Only Microsoft Visual C++ 6.0 is supported. Also, Perl 5 is required; the executable must be on your PATH.

To build on the command line, ensure that the directories containing msdev and nmake are in your path, typically by executing the command:

path C:/Program Files/Microsoft Visual Studio/Common/MSDev98/Bin;
    C:/Program Files/Microsoft Visual Studio/VC98/Bin;%path%

(all in one long line) then run the command:

build-win32.bat

To build using the Visual Studio GUI, open the workspace jade.dsw and build the Win32 Release configuration of the all project. You must first do a command-line build, however, to get the perl-generated files.

Unix

The following compilers should work:

  • gcc 2.95.1
  • egcs 1.1.2
  • egcs 1.0.2
  • gcc 2.8.1
  • gcc 2.7.2

Only the first two have been recently tested.

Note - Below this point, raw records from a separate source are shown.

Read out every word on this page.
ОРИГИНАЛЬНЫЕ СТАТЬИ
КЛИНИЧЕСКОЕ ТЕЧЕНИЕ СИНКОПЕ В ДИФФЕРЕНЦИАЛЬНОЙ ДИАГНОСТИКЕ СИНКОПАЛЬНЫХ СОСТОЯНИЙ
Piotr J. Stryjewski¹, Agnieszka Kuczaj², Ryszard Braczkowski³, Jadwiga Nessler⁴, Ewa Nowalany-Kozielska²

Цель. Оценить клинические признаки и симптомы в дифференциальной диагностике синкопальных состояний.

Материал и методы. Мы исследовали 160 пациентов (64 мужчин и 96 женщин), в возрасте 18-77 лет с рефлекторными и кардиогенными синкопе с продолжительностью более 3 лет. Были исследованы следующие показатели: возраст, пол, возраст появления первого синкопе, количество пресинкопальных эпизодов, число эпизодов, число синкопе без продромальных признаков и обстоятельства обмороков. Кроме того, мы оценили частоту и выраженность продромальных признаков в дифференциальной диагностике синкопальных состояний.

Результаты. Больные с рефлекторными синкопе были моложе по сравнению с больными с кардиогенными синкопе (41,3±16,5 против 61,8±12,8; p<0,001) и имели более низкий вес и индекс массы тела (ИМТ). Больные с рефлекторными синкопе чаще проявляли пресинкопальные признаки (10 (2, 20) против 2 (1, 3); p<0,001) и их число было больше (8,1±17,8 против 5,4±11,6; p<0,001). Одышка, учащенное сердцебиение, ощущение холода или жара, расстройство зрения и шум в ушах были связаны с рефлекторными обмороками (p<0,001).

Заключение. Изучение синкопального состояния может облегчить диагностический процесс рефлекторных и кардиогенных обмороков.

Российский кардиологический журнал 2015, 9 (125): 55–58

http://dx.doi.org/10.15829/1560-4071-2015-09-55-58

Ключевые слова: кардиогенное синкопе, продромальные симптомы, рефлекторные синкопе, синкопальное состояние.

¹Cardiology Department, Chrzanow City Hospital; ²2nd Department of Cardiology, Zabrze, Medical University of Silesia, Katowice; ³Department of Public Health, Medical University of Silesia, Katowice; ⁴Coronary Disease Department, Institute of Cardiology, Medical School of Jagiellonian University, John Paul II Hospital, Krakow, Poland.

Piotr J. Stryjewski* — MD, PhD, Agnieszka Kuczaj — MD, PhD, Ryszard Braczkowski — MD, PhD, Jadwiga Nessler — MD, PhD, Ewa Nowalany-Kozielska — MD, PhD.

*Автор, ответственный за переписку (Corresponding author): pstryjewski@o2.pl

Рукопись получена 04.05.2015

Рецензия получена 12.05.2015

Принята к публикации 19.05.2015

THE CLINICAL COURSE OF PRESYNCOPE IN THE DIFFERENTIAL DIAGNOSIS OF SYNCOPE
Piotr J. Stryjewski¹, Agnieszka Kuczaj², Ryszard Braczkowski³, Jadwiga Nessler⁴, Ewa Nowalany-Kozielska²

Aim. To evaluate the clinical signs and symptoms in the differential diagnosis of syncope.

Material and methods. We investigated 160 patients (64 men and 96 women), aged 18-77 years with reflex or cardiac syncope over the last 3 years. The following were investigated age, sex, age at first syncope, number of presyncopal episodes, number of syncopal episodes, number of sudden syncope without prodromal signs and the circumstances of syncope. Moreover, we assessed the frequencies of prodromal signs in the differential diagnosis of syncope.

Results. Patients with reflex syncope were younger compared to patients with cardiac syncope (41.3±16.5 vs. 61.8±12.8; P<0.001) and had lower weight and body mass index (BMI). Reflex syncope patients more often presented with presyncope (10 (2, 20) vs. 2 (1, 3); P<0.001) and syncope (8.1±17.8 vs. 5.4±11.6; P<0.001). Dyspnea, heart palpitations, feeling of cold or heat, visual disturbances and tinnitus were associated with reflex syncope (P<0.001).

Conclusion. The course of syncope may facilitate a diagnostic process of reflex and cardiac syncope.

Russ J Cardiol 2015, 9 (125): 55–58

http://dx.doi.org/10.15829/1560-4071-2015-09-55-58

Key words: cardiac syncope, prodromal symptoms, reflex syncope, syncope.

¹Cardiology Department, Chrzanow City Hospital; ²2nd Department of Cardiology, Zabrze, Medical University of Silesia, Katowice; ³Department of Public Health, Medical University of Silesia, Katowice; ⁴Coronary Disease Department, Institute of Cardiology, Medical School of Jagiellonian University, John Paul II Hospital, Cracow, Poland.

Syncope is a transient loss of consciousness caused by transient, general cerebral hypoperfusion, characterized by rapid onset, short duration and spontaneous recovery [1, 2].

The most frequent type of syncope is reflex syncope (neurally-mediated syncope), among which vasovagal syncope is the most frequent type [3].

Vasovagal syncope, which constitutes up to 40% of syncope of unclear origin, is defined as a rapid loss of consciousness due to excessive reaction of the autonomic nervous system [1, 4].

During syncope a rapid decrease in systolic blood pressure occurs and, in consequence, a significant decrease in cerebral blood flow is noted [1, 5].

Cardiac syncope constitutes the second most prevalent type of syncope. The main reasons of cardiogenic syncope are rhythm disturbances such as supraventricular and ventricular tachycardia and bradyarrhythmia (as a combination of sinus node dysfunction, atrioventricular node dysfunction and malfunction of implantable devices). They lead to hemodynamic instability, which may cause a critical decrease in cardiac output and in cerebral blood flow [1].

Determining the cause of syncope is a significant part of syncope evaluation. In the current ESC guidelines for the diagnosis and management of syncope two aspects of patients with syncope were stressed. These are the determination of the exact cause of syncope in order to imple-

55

If you use gcc 2.7.2 with -O on an x86 processor you must use -fno-strength-reduce. gcc 2.7.2.1 fixes this problem.

Edit Makefile, then build with make. Note that you must use -DSP_MULTI_BYTE. If you plan to do any development, also do make depend. Alternatively you can build using the experimental autoconf support. This will soon be the recommended method.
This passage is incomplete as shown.